Wednesday, March 3, 2010
Bound By Words
These little grey cells. It is up to them.
On Monday, I went into work at my tutoring job with my laptop. I try to not bring it with me because a) it's a wide screen and b) the fans blow extremely loudly which makes it sound like she's gonna blow at any moment.
I had no appointments though so I was a free woman there. Lots of required work to do, but that wasn't what I drifted into. I opened up my word document to this story I've been writing since 2008. February 14, 2008 to be precise.
I never forgot that day. It was Valentine's Day and I was at my community college, with the wacked out schedule I had with classes ending at almost seven in the evening and absurdly large pockets of time in between class to do homework. I had dressed up for the day in pinks and reds and whites. My shoes, a pair of pink skimmers, kept sliding all over the ice on the streets and I almost fell in a heap of tulle skirt on the floor of my capstone classroom from coming in from outside.
It was during this class that I started thinking about The Lost Stories. These were all penned when I was younger, in high school, middle school, grade school. Notebooks and hard drives filled with them. They say that when you write and don't stay with it, you drift from that idea to a new one. Clearly evident by the number of stories in my notebooks that were half-finished as though I said "be right back" and decided to show my face 20 years later.
Out of the lost, came the found. Almost instantly, I felt the characters for my next endeavor pop into my mind's eye. They were perfectly imperfect and filled with flaws, faults. Just the way I like 'em.
So I decided to skip my 5:30pm math class and take the bus home and begin writing. The ride was impossibly slow, but during that time the people grew less blurry in my head. Visible, outlined, full. I slipped and slid (oh, those damn skimmers) all the way home from the bus stop.
I refer to this story as "the impossible love story" often. Nobody knows that I'm 150 single spaced pages deep and that I constantly go back and forth self-editing, cutting scenes, expanding others, etc.
Because I seldom discuss my work with people (not because I'm afraid someone will steal the idea or anything, mostly because trying to explain how the wheels in my head work is tougher than it sounds), I won't talk about this one much. It isn't done and still needs lots of work.

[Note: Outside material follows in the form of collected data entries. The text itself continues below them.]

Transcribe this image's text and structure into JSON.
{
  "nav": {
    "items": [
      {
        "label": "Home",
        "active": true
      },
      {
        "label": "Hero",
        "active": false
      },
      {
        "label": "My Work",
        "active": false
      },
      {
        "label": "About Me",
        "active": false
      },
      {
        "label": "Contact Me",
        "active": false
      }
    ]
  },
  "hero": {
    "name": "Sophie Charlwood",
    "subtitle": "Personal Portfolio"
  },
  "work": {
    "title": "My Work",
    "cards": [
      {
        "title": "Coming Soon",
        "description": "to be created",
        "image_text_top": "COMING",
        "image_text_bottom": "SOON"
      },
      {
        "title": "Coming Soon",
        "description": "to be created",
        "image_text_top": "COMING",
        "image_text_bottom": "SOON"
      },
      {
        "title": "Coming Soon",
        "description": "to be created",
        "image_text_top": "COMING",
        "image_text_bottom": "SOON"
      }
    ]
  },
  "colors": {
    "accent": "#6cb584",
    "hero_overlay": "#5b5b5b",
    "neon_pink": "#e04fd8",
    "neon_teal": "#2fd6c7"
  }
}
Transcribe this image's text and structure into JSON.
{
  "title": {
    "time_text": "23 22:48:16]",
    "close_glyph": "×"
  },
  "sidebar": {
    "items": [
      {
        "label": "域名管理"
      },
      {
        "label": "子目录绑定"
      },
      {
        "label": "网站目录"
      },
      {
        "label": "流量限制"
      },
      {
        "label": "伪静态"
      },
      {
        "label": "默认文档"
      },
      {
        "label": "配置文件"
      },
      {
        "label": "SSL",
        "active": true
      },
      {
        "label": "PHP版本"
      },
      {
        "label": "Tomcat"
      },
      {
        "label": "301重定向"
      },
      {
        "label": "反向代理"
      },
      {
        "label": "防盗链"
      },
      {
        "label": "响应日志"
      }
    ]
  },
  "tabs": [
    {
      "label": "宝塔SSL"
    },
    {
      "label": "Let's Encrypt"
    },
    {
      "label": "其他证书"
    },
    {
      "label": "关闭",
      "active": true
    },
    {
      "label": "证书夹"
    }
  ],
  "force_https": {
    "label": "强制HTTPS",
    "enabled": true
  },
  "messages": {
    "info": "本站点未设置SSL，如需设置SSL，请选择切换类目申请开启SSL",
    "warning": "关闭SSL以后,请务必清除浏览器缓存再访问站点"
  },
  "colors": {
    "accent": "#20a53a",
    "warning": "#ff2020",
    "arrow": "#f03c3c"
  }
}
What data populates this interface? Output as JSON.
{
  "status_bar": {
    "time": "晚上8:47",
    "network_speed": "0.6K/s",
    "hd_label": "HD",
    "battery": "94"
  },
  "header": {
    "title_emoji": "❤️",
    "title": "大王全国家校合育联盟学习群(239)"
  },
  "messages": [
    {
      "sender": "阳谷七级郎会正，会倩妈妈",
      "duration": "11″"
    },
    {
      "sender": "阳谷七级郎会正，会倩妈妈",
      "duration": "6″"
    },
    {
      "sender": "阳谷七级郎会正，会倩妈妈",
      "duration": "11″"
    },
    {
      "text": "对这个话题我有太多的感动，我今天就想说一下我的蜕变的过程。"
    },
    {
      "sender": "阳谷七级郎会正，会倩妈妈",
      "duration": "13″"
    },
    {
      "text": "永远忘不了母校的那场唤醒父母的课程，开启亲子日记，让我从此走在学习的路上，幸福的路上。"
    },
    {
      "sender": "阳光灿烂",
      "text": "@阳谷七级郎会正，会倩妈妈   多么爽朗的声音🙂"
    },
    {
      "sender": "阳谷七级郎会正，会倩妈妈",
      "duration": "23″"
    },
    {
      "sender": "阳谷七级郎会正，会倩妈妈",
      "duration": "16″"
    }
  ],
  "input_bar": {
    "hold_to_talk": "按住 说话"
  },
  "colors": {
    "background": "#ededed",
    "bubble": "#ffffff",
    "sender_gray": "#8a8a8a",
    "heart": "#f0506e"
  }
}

However, I will mention that it takes place within a large family. I like to write about family dynamics because the people you are bound by blood with can be the best ones to write about. It comes as no surprise to anyone that I deeply enjoy Wes Anderson films, Igby Goes Down, and Arrested Development, all very inspiring to me.
There is drama, loss, humor, and that age old attempt to look at yourself and see things clearly for what they are. My protagonist often blows into her reflection in mirrors because she doesn't like the idea of seeing herself clearly.
As for the impossible love, it's everywhere. There are many subplots in this, involving the family members and the journey of love they all take with each other and those outside of the family.
So on Monday, I put the world aside and went back to my other world with those characters. It felt better than heaven to me.
Writing is what I do. It's therapeutic to me. I take all of my joy, all of my sorrow, all of my hopes and dreams and fears and weeping and give it to them, the people in those stories. The people who are in my head and who I spend so much time thinking about.
Whenever I feel lost, I instantly reach for words to write all of my thoughts out. Sometimes I throw them away afterward but I keep them sometimes to remember that feeling, remember how it felt to feel that way.
One of my professors refers to how I write as "organic", something I've never heard before. I like it. To me, that means fresh and natural, at ease.
Nothing, and I mean nothing, will ever make more or less sense to me than writing does.